Cette certitude que le Christ est le Messie, la résurrection et la vie, est la plus grande bonne nouvelle que les chrétiens peuvent porter dans le monde. On pourra discuter toujours et indéfiniment pour savoir si dans telle ou telle circonstance, nous avons réagi selon l’évangile, si nous avons fait ce qui était le mieux pour la Parole de Dieu, si nous avons été de bons compagnons ou de mauvais compagnons, mais on ne pourra jamais faire disparaître de notre cœur la certitude que l’existence de l’homme déborde de toute part, les limites très étroites de notre vie sur cette terre, les données très circonstancielles des difficultés que nous rencontrons, les chocs, les divisions, les conflits, les combats, la violence, la haine… Tout cela, nous le connaissons mais nous savons que le Dieu de la vie a le dernier mot sur toute chose. C’est cette bonne nouvelle que le cardinal Bernard Agré a reçue dans son enfance, dans sa jeunesse, c’est cette bonne nouvelle par laquelle il a été mobilisé pour transmettre à ses frères la grande espérance que Jésus est le ressuscité et la vie. Cette mission d’annoncer le Seigneur, comme nous le dit le prophète Isaïe, « voici votre Dieu, voici le Seigneur Dieu », il l’a accomplie tout au long de sa vie dans une période où l’Église, en Côte d’Ivoire comme dans beaucoup d’autres pays d’Afrique, en était à ses premières décennies d’existence. Il a été, avec ses frères évêques, avec les prêtres de leurs diocèses, avec les catéchistes, avec les chrétiens, l’un des acteurs de l’annonce de l’évangile sur la terre africaine et en particulier en Côte d’Ivoire. Il a été l’un des acteurs de l’enracinement de l’Évangile dans la culture africaine. Il a été un des acteurs et des témoins du message d’espérance que l’évangile apporte aux hommes et que ne lui apportent aucune autre idéologie et aucune autre religion. La mort a été vaincue, la vie a été victorieuse. L’offrande que le Christ a faite de son existence ouvre la porte de la vie à tous les hommes de tous les peuples et de tous les pays, et de cela, l’Église de Côte d’Ivoire a été le premier témoin. Elle a été et elle est une Église vivante en croissance et en développement, qui s’est construite avec persévérance, produisant peu à peu les moyens de son développement. Je pense en particulier à l’Institut Catholique de l’Afrique de l’Ouest, qui a été, qui demeure et qui sera un des lieux de formation des cadres de l’Église africaine et ivoirienne.

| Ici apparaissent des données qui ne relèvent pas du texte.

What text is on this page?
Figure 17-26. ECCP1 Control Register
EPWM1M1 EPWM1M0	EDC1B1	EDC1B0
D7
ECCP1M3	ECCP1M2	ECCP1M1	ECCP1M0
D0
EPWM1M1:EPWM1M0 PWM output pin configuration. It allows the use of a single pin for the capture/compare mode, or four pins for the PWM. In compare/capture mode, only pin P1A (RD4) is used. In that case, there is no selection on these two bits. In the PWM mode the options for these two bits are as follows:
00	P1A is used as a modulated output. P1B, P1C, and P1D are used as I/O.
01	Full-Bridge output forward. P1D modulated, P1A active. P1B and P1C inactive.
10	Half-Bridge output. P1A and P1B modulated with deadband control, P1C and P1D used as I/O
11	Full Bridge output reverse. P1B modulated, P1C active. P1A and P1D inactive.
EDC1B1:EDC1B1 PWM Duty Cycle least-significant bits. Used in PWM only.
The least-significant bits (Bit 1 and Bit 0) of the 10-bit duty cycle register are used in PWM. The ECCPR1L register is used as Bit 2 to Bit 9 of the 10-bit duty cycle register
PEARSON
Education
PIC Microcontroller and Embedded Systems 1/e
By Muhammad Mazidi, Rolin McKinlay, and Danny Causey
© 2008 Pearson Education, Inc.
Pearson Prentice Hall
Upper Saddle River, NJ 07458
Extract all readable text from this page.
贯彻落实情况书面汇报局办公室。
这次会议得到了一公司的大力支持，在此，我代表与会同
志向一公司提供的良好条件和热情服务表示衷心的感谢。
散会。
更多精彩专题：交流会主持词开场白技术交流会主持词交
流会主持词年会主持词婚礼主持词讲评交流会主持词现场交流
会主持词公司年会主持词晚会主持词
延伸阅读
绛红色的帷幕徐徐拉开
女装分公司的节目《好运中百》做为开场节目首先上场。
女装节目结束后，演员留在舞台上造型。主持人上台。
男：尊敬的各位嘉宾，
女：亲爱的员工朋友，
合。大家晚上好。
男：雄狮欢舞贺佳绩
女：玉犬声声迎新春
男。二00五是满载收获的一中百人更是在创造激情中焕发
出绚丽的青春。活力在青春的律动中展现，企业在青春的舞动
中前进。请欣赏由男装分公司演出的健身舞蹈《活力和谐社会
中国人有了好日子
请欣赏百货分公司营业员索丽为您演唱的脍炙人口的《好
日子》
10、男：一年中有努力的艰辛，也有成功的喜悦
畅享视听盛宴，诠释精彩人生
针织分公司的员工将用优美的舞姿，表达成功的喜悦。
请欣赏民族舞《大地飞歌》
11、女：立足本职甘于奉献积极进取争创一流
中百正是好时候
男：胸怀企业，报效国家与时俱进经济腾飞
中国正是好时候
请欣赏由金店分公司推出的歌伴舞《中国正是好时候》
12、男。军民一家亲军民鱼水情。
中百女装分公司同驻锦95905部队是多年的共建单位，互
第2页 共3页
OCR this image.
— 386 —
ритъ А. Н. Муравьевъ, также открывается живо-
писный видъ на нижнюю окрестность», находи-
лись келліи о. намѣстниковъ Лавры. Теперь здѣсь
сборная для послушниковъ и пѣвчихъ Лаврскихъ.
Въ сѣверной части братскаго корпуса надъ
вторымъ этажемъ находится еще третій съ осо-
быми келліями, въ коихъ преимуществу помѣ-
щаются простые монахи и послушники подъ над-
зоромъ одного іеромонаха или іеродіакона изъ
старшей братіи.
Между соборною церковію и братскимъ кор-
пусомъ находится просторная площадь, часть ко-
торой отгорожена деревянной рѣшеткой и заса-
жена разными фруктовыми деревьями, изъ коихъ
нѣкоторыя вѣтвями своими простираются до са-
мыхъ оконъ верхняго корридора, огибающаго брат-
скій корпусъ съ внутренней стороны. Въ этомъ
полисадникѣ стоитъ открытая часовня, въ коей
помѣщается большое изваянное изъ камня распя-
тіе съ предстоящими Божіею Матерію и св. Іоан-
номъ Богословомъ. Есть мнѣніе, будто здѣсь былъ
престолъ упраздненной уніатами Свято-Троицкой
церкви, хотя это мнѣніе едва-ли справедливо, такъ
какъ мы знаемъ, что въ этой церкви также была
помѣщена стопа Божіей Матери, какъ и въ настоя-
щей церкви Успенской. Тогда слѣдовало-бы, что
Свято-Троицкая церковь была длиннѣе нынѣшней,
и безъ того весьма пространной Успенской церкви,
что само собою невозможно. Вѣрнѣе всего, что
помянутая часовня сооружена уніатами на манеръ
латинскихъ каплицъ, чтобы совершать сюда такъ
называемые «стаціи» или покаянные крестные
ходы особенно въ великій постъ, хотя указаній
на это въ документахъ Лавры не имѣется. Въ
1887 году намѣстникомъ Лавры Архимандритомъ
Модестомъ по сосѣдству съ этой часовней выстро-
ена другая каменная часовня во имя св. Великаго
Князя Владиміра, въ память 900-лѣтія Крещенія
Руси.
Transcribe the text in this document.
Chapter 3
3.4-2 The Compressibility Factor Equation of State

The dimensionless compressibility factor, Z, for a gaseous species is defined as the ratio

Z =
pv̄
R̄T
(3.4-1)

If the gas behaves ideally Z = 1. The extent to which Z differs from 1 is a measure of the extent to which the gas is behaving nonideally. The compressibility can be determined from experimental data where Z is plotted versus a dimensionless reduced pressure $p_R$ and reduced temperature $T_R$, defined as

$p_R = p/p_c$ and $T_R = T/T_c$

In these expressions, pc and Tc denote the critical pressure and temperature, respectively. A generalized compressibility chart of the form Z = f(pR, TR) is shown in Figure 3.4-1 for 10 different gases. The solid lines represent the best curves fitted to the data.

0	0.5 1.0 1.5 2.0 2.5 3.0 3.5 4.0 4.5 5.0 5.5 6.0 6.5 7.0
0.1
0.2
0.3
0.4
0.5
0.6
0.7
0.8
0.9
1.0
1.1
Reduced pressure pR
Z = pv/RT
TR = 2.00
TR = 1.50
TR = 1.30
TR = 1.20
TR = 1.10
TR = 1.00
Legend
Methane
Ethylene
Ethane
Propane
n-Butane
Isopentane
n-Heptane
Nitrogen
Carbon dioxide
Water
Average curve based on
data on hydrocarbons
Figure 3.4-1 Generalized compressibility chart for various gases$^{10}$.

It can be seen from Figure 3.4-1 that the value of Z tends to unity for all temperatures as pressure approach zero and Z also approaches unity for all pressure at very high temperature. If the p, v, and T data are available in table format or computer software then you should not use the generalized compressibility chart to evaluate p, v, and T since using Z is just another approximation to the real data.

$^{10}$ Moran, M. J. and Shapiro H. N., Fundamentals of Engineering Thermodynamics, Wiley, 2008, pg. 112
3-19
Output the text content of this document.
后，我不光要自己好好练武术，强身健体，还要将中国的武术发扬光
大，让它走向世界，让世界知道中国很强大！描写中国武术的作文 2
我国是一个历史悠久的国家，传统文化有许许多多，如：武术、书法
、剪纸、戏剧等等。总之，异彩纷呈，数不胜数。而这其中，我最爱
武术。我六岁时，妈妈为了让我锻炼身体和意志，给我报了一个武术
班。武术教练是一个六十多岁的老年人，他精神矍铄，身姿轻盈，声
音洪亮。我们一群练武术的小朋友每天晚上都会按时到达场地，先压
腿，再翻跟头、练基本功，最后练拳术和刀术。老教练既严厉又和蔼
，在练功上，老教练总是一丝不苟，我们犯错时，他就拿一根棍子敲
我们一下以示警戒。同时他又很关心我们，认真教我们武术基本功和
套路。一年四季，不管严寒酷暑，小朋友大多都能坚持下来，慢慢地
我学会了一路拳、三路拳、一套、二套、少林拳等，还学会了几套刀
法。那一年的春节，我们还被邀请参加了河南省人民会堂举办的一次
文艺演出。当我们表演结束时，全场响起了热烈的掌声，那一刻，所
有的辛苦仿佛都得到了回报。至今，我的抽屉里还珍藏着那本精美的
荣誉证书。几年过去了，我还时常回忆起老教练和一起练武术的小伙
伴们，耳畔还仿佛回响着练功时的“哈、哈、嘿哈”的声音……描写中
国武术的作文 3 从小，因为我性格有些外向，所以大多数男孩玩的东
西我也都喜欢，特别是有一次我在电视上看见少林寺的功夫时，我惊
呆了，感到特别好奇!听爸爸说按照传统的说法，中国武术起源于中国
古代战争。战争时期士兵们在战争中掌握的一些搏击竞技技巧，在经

Frères et sœurs, au moment où nous pleurons le départ du cardinal Bernard Agré nous sommes entraînés à rendre grâce pour son ministère, pour l’annonce de la bonne nouvelle dont il a été le missionnaire, pour l’organisation de l’Église ivoirienne dont il a été l’un des acteurs importants, pour la transmission de la foi qu’il a permis de développer parmi ses frères. Nous rendons grâce pour son ministère apostolique et pour le service qu’il a rendu à l’Église universelle. Amen.
+ André cardinal Vingt-Trois, archevêque de Paris.